Laugh Out Loud. That is the main goal of entertainers in a comedy bar– to make their customers laugh out loud at all costs. Most of the time, they do this by mockery and teasing, even though it is often at their own expense. Sad as what they do may seem, these people bring about joy and happiness to their customers as they joke the night away.
Not a single customer leaves the comedy bar feeling heavy hearted and melancholy. It’s almost impossible, whether you believe it or not. I know this because last May 5, 2012, my Sociology/Anthropology 21 class went to Laffline, a comedy bar in Timog Avenue, for a field trip.
Before going to Laffline, I received a phone call that made me feel like the loneliest person in the world. After having watched these comedians entertain me and my friends, I left Laffline feeling as though my problems have gone and the phone call I received was fictional. Soon enough, I was back to being my normal happy self. All thanks to the comedians at Laffline.

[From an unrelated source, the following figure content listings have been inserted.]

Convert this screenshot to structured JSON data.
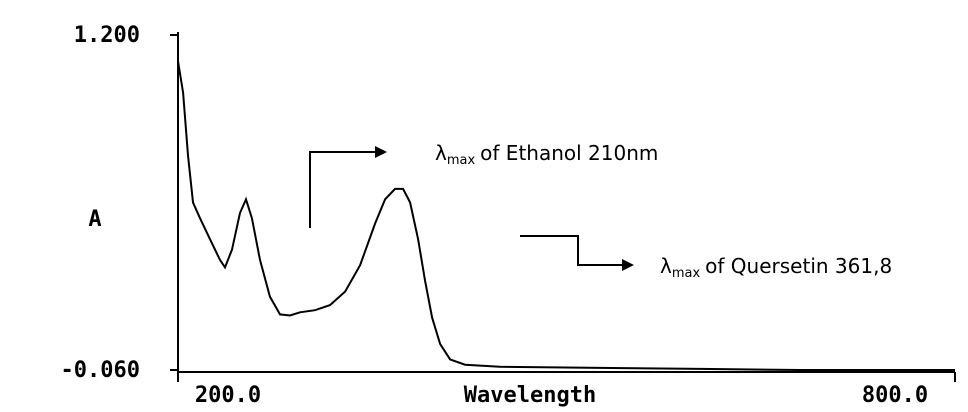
{
  "chart_data": {
    "type": "line",
    "x_label": "Wavelength",
    "y_label": "A",
    "xlim": [
      200,
      800
    ],
    "xticks": [
      {
        "value": 200,
        "label": "200.0"
      },
      {
        "value": 800,
        "label": "800.0"
      }
    ],
    "ylim": [
      -0.06,
      1.2
    ],
    "yticks": [
      {
        "value": -0.06,
        "label": "-0.060"
      },
      {
        "value": 1.2,
        "label": "1.200"
      }
    ],
    "annotations": [
      {
        "symbol": "λ",
        "sub": "max",
        "text": "of Ethanol 210nm"
      },
      {
        "symbol": "λ",
        "sub": "max",
        "text": "of Quersetin  361,8"
      }
    ],
    "series": [
      {
        "color": "#000000",
        "x": [
          200.0,
          203.9,
          207.7,
          211.6,
          217.0,
          224.7,
          232.4,
          236.3,
          241.7,
          247.9,
          252.5,
          257.1,
          263.3,
          271.0,
          278.8,
          286.5,
          294.2,
          305.8,
          317.4,
          329.0,
          340.6,
          352.2,
          359.9,
          367.6,
          373.8,
          379.2,
          385.4,
          390.8,
          396.2,
          402.4,
          410.1,
          421.7,
          448.6,
          525.9,
          603.1,
          680.3,
          800.0
        ],
        "values": [
          1.102,
          0.983,
          0.747,
          0.57,
          0.511,
          0.432,
          0.354,
          0.326,
          0.393,
          0.531,
          0.582,
          0.511,
          0.354,
          0.216,
          0.149,
          0.145,
          0.157,
          0.165,
          0.184,
          0.235,
          0.334,
          0.491,
          0.582,
          0.621,
          0.621,
          0.57,
          0.432,
          0.275,
          0.137,
          0.038,
          -0.02,
          -0.04,
          -0.048,
          -0.052,
          -0.056,
          -0.06,
          -0.06
        ]
      }
    ]
  }
}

Admittedly, I had expectations before going to Laffline. I expected the comedians to be male homosexuals or, for lack of a better term, gays. Let us all face it; gay people are expected to be good at making others laugh. We expect them to be verbally adept and quick-witted, among other stereotypes. True and amazing enough, they have lived up to the expectations because I have never met a gay who I found boring. Hihi.
Going back to the topic…
30 minutes after I entered the comedy bar, I found myself laughing hysterically with a few of my classmates and friends. My expectations of them were right! They were all truly funny! To add to that, their costumes were so bonggacious as well! Their outfits were really colorful and sparkly, and I believe they chose to wear those because of what they do. Like what Ricardo Abad had said in his essay “The Clothes We Wear”, maybe these comedians wore those outfits partly because that is the kind of people that they are, partly because it is what they want. But those are not just the reasons because external factors—the society—expect or dictate them to wear those things. Whether they like it or not, that is part of their job.
On a lighter note, the comedians made my tummy ache for 2 straight hours. They were like machine guns firing jokes and pick-up lines to the audience of different ages nonstop! Although most of the people there were adults (30’s or 40’s?), the audience laughed in unity. Everyone was able to relate; whether one is a senior citizen or a teenager, or whether one is part of the elites or the middle class, one would surely laugh at the jokes. Luckily, their jokes were really funny and nobody got bored. There is always something to cackle at and I am not even kidding!
Nevertheless, I noticed that the comedians willingly allowed themselves to be perceived as stupid and lacking in common sense in spite of the comical atmosphere.
I guess this is because they always have their main goal in mind—to make us LOL.
One specific instance was when one of the comedians asked his fellow entertainer to define a certain word. Super Tekla, the comedian being teased in the picture below, insisted that he knew the word; however, no one believed him so he ended up joking about how “unfair” the word is because he doesn’t know what it means! Another was when they were talking to customers (or foreigners) who were in front. The comedians really made it obvious that they were trying hard to fluently speak in English. They exchanged harsh and immensely offensive words with one another, which we all found comical and amusing in a weird but very understandable way. Like I said a while ago, the comedian made us all laugh even at their own expense, and perhaps, it isn’t quite a sad thing.
I also observed that these comedians had a lot of obscene jokes. Although morally offensive and disgusting, most of us still laughed. None took the jokes seriously and I think it is because the society had accepted the fact that jokes made at a comedy bar are meant to entertain, not offend. Also, I think those who frequent comedy bars, adults mostly, are expected to get these kinds of jokes and take them very maturely.
In my point of view, the comedians just wanted to make us feel light, whether it is because they get paid to do so or not.
I find this fact very moving simply because I think they sacrifice their own dignity on a daily basis for the sake of bringing happiness and great pleasure to people they don’t even know! I thank them for starting my week right (just right before my birthday). It isn’t an easy job to make everyone of different ages and status in life L-O-L and I truly idolize them for that. Also, if we think about it, don’t comedians make us realize the faults and imperfections of our society’s system? They do this by mockery, and it is quite funny and surreal when you realize what they’re trying to do.
Comedians are like anti-depressant pills without side effects. They amuse and bring a lighter mood to everyone even if they get little, and then completely dissolve in the process. Comedians have a purpose in the society. If it weren’t for them, it wouldn’t be that much fun in the Philippines. After all, laughter is the best medicine, isn’t it?